King Cotton - History

History

The South has long, hot summers, and rich soils in river valleys—ideal conditions to grow cotton. The drawback of growing cotton was mainly the time spent processing the crop after harvest. Following invention of the cotton gin by Eli Whitney in 1793, cotton production surpassed that of tobacco in the South and became the dominant cash crop. At the time of the American Civil War, Southern plantations generated 75% of the world's cotton supply.

The insatiable European demand for cotton was a result of the Industrial Revolution. In Great Britain, a series of inventions resulted in the mechanized spinning and weaving of cloth in the world’s first factories in the north of England. The ability of these factories to produce unprecedented amounts of cotton cloth revolutionized the world economy, but Great Britain needed raw cotton.

British textile manufacturers were eager to buy all the cotton that the South could produce. Cotton-bale production supports this conclusion: from 720,000 bales in 1830, to 2.85 million bales in 1850, to nearly 5 million in 1860. Cotton production renewed the need for slavery after the tobacco market declined in the late 18th century.
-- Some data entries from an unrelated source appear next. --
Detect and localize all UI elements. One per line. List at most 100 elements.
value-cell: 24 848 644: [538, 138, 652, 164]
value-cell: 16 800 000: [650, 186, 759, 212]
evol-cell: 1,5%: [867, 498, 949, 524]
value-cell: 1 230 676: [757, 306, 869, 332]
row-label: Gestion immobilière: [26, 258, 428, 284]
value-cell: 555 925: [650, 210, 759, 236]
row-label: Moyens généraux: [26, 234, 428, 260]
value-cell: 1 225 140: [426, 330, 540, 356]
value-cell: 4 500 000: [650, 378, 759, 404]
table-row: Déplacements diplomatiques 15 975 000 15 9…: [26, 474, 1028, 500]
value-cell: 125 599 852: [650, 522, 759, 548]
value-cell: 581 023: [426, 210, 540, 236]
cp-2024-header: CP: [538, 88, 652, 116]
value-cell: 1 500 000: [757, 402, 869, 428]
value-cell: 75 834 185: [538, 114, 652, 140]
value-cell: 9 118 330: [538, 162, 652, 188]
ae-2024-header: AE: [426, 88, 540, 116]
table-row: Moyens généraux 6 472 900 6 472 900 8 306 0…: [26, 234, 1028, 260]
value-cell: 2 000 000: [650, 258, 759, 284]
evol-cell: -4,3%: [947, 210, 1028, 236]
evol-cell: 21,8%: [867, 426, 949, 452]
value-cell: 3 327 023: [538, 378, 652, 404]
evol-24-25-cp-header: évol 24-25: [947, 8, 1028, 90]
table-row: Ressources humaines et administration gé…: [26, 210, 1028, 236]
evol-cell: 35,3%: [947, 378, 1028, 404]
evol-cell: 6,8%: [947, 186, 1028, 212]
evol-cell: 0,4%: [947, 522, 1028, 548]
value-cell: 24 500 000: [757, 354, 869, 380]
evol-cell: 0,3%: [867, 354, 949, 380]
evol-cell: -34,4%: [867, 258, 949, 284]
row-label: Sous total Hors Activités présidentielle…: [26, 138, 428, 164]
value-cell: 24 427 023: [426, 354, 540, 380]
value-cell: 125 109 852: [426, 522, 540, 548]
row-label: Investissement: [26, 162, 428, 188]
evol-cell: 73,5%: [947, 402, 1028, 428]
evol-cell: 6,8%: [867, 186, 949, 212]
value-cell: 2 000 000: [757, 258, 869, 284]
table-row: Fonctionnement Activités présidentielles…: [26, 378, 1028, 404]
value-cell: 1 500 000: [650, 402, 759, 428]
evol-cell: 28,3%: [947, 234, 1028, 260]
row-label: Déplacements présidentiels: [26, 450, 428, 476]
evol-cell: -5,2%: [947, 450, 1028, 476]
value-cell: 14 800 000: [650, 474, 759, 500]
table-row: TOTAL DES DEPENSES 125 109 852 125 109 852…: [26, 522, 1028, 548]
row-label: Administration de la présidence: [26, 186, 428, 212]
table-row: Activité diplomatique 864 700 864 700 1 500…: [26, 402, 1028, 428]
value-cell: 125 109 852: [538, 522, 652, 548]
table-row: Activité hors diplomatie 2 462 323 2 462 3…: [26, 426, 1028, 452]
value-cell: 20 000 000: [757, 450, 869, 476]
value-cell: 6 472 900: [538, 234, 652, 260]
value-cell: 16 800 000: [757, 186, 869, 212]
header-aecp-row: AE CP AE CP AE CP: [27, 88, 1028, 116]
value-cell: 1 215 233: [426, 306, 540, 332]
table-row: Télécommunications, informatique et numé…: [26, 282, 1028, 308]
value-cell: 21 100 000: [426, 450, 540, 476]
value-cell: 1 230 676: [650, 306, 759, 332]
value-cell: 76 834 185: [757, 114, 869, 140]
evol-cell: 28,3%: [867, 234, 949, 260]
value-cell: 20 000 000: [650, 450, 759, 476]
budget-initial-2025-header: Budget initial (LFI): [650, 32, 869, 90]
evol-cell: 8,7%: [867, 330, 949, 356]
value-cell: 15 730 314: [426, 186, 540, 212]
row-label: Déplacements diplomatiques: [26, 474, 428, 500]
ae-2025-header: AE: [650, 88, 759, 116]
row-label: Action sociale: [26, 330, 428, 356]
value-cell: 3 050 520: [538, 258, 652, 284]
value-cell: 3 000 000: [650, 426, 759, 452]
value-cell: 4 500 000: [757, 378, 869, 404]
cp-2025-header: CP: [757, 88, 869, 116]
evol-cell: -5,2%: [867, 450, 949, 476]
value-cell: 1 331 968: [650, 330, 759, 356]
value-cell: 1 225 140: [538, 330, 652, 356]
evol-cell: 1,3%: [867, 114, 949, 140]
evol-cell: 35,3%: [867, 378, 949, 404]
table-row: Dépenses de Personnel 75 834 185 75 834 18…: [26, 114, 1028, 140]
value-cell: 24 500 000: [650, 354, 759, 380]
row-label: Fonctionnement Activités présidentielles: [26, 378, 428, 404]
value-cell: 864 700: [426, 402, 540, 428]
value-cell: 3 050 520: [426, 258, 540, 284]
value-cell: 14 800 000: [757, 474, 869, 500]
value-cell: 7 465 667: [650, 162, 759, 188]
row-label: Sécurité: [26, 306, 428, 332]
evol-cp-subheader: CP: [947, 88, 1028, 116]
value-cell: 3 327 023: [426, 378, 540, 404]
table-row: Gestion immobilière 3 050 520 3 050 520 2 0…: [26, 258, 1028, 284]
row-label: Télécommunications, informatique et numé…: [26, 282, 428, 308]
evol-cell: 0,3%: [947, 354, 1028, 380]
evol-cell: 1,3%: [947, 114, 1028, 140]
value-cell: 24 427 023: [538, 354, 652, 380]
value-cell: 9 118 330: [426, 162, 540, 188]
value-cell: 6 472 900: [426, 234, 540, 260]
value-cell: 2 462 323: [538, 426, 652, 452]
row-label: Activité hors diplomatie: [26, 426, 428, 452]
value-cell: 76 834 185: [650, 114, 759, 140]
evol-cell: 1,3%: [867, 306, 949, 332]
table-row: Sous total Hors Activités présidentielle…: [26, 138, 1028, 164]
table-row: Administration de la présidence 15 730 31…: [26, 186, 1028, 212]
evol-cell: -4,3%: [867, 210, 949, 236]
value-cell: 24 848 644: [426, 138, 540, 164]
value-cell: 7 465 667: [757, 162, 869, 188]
The more cotton grown, the more slaves were needed to keep up with the demand for cotton.

By 1860, on the eve of the American Civil War, cotton accounted for almost 60% of American exports, representing a total value of nearly $200 million a year.

Cotton's central place in the national economy and its international importance led Senator James Henry Hammond of South Carolina to make a famous boast in 1858:

Without firing a gun, without drawing a sword, should they make war on us, we could bring the whole world to our feet... What would happen if no cotton was furnished for three years?... England would topple headlong and carry the whole civilized world with her save the South. No, you dare not to make war on cotton. No power on the earth dares to make war upon it. Cotton is King.

Southerners thought their survival depended on the sympathy of Europe to offset the power of the Union. They believed that cotton was so essential to Europe that they would intervene in any civil war.